Nel novero dei successi conseguiti dai 679 dipendenti sparsi in 115 uffici in 86 Paesi – la cui retribuzione media annua è di ben 43mila euro – si possono riscontrare: «5.000 clienti partecipanti alle iniziative promozionali e fruitori dei servizi di assistenza erogati dall’ICE nel 2009», «843 iniziative promozionali nel 2009 con un contributo privato di 47 milioni di euro», «22.000 servizi di assistenza forniti alle imprese clienti/utenti, con ricavi superiori ai 3 milioni di euro nel 2009», oltre a «51.000 aziende italiane presenti nella banca dati dell’ICE consultabile da operatori stranieri». Nota bene: i ricavi e i contributi privati non arrivano neanche a coprire la metà dei costi della struttura. La quale, in compenso, riceverà 100 milioni di euro l’anno fino al 2013. 
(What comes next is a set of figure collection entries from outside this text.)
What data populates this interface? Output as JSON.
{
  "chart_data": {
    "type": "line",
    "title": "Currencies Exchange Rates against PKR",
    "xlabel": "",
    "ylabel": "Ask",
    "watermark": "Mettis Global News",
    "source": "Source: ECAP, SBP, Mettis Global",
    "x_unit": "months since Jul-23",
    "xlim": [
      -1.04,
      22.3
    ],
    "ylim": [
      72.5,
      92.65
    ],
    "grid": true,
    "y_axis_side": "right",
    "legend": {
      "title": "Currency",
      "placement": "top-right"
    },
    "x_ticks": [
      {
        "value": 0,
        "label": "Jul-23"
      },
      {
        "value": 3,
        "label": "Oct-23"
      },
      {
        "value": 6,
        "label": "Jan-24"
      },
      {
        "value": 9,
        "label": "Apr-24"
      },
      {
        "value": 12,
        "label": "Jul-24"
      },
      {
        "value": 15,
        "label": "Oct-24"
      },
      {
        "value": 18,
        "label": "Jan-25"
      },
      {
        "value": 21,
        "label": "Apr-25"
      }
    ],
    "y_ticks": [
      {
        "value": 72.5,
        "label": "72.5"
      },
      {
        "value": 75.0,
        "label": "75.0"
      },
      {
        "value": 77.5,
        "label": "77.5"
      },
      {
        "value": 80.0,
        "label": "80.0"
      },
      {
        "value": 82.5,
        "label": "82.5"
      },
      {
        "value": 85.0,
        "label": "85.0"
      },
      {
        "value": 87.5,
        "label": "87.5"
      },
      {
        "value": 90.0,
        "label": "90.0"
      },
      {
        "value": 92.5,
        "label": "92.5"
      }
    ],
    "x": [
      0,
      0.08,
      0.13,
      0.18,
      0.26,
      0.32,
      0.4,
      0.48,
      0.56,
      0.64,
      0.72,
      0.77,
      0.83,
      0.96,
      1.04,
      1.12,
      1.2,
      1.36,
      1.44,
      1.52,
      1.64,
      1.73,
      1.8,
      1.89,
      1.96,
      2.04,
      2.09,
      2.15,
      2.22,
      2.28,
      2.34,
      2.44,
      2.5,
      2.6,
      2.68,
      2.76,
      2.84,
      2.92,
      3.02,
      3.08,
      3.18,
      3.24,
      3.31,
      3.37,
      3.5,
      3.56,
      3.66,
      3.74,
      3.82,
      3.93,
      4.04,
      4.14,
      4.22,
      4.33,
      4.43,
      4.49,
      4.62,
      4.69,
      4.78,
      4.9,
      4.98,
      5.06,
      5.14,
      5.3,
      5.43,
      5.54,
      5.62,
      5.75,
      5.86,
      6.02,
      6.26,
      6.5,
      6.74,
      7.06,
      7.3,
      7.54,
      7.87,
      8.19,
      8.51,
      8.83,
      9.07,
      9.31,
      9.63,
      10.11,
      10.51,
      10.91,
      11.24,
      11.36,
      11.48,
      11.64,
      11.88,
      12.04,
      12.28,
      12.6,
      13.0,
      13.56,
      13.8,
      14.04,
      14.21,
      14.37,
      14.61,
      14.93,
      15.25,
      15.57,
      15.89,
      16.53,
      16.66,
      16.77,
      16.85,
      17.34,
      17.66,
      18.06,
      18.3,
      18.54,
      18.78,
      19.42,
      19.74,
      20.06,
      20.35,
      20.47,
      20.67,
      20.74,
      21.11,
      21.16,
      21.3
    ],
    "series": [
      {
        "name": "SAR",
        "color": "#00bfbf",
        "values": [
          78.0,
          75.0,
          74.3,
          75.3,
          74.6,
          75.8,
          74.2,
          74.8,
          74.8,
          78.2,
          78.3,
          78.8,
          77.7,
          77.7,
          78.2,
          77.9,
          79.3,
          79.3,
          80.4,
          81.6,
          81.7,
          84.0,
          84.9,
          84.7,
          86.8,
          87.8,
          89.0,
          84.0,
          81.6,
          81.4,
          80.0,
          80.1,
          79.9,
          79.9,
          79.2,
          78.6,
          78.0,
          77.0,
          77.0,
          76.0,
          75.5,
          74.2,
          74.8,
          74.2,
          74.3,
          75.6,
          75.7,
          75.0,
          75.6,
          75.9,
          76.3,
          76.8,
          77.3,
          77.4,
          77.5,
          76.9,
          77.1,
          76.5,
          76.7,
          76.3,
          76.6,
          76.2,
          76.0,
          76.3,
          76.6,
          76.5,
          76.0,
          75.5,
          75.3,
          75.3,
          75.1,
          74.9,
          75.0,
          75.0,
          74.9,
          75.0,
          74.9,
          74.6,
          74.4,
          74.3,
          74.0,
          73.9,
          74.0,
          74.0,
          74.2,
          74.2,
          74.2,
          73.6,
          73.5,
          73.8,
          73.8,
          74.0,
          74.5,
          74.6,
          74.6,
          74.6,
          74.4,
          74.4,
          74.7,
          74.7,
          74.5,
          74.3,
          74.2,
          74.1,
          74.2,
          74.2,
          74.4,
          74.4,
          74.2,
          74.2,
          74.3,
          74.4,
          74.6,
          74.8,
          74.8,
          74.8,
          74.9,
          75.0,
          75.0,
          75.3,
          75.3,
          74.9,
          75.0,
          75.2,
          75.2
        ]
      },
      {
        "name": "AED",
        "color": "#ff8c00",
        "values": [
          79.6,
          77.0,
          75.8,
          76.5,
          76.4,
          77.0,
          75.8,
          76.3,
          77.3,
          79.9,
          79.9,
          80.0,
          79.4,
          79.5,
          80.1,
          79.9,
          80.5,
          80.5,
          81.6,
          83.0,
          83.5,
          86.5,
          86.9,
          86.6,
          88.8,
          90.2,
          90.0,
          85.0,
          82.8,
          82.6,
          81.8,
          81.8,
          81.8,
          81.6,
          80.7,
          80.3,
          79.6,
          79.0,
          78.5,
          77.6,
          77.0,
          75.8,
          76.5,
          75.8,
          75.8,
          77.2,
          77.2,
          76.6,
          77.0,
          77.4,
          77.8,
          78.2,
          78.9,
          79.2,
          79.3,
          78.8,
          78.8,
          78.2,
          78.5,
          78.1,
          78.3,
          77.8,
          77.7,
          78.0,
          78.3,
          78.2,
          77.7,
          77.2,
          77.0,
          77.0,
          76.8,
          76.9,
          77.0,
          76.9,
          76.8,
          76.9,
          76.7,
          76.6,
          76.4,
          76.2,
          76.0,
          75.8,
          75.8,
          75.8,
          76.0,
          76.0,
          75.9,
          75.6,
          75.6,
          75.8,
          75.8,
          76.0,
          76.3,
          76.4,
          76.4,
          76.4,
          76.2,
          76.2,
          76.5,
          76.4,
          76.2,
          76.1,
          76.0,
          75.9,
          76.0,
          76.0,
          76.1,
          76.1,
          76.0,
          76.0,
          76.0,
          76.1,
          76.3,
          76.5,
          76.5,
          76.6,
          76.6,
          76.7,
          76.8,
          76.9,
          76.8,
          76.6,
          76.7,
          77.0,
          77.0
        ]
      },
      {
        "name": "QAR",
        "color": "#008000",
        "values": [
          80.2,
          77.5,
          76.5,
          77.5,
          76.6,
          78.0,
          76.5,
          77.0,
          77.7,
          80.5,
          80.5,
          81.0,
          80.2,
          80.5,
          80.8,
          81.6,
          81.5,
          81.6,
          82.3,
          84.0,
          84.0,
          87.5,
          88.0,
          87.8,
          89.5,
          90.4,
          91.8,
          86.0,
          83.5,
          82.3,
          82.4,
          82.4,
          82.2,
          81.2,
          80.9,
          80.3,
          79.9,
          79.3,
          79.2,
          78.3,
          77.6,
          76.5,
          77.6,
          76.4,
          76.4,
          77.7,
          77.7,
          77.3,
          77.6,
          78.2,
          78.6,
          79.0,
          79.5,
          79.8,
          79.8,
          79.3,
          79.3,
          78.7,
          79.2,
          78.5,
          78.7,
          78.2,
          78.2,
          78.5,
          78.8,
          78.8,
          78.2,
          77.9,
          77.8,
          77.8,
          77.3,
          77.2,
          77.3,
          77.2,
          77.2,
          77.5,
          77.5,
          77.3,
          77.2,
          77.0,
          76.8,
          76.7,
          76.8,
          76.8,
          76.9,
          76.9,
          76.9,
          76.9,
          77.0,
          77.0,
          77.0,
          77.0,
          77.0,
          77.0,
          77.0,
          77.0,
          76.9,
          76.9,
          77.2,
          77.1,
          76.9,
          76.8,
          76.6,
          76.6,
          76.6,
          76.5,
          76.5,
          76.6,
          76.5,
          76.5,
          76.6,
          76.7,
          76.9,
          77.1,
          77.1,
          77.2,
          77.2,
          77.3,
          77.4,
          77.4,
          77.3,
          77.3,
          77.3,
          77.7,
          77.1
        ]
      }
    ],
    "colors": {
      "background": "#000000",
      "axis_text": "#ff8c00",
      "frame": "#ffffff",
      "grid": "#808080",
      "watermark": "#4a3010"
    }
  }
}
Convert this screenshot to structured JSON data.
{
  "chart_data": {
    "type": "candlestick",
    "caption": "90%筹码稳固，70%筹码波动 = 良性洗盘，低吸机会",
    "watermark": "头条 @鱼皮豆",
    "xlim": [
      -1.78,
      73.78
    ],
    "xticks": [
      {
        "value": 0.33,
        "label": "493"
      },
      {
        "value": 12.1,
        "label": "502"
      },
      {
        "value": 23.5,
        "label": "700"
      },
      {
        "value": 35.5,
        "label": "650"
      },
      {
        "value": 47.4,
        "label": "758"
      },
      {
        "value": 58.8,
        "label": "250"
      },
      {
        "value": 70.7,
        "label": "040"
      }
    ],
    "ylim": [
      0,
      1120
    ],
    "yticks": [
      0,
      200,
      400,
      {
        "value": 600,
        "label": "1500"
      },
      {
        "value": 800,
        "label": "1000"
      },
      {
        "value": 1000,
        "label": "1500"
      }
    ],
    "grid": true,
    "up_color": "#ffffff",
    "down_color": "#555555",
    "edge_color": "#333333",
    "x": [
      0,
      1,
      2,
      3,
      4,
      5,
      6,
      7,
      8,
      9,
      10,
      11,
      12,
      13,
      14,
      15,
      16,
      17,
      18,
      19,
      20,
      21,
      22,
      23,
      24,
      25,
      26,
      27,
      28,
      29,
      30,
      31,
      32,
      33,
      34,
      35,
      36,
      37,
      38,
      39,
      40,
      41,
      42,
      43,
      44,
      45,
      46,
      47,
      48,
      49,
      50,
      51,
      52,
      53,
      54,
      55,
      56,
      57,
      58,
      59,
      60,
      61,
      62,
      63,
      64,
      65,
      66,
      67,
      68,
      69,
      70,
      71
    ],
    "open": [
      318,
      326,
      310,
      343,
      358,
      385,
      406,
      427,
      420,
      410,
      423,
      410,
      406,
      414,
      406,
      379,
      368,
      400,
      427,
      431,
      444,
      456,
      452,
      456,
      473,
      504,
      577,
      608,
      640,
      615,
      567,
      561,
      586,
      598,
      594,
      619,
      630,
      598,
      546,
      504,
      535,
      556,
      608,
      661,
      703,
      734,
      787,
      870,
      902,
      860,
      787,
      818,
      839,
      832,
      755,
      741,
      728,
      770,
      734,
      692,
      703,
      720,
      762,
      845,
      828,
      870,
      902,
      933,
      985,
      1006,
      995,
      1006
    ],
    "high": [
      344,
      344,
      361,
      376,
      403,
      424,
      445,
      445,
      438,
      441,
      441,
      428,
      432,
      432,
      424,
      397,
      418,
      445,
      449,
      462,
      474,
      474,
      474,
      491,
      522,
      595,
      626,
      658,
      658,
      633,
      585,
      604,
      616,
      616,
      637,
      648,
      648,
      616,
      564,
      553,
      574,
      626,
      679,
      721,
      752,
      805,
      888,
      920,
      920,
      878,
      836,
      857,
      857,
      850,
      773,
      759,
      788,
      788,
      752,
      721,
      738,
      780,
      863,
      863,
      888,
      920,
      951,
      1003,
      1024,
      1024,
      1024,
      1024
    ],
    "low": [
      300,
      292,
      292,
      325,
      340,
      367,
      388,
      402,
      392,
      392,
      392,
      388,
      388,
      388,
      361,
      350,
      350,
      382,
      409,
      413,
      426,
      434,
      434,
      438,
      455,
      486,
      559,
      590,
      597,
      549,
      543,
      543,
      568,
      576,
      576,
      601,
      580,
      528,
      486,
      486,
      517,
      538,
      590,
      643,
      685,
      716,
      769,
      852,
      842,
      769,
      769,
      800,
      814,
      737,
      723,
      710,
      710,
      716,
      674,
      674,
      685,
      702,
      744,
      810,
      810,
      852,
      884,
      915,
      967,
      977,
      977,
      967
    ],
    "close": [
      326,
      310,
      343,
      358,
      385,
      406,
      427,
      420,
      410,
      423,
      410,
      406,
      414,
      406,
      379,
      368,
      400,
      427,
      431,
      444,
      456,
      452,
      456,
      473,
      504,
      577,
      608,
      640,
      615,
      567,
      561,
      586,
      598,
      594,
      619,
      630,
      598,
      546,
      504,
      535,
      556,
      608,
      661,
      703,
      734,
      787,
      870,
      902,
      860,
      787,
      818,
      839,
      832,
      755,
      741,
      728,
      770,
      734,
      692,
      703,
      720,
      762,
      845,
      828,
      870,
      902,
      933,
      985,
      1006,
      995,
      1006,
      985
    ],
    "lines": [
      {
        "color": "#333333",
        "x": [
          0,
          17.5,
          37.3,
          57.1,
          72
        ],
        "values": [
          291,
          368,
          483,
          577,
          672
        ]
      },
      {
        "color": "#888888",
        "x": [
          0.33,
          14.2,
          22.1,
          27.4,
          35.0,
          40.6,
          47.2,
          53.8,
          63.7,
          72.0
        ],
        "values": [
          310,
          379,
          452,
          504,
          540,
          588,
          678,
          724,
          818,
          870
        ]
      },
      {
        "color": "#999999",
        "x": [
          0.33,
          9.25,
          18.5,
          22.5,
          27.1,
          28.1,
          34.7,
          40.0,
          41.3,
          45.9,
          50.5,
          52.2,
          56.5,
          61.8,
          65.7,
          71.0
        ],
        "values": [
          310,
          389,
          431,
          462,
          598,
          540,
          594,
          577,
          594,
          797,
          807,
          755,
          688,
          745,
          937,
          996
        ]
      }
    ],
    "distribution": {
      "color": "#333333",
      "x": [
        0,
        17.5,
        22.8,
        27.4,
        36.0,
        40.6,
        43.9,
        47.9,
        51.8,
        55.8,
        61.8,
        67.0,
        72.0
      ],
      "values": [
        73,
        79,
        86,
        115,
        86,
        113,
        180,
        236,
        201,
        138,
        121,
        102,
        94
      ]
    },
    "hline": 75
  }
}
Tanto o poco? L’ultimo bilancio dell’Icex, il corrispettivo iberico dell’Ice, racconta una storia simile: 200 milioni di euro concessi nel 2010, di cui 47 destinati al mantenimento dell’agenzia, composta da circa 600 dipendenti spalmati su 100 uffici esteri e ben 31 nazionali. A giudicare dal Plan integrado de refuerzo de las exportactiones y de las inversiones extranjeras di fine dicembre 2011, che conferisce all’Icex altri 100 milioni di euro, i risultati sono stati al di sotto delle attese. Una fonte giornalistica iberica racconta a Linkiesta che fino a poco tempo fa, soltanto a San Paolo le Comunità autonome spagnole avevano 11 uffici, mentre ora la Regione di Valencia è stata la prima a tagliare i propri per integrarli all’istituto nazionale, che dipende dal ministero dell’Economia. 

La transalpina Ubifrance, che secondo Vattani ha copiato dall’Italia alcuni progetti, nel 2011 ha ricevuto, come previsto dall’Assemblea nazionale, 104 milioni di euro (+14,2% sul 2010), fondi necessari a mantenere 80 uffici in 60 Paesi e 1.400 dipendenti. L’anno scorso l’agenzia ha seguito 20mila imprese, ha partecipato a 813 eventi promozionali collettivi accompagnando 13.800 aziende, e ha realizzato 3.400 missioni individuali promozionali. Ha inoltre accompagnato 7mila stagisti in giro per il mondo attraverso il Vie (Volontariat internazional en enterprise) . Lo scorso settembre Ubifrance ha siglato un Programma 2012-2014 che prevede un aumento delle consulenze a quota 60mila imprese e l’obiettivo della conclusione di almeno un contratto su tre società seguite dall’agenzia.

Nel rapporto sull’attività 2011, tuttavia, si scopre che è proprio da Vie che arriva la maggior parte delle entrate: 177 milioni di euro pagati dalle imprese avere una persona da mandare all’estero da 6 a 24 mesi per creare una struttura o ampliare il proprio business. Un’idea che non solo ha contribuito a chiudere il 2011 in utile per 262mila euro, ma che la dice lunga su come si fanno affari all’estero: meno fiere più persone.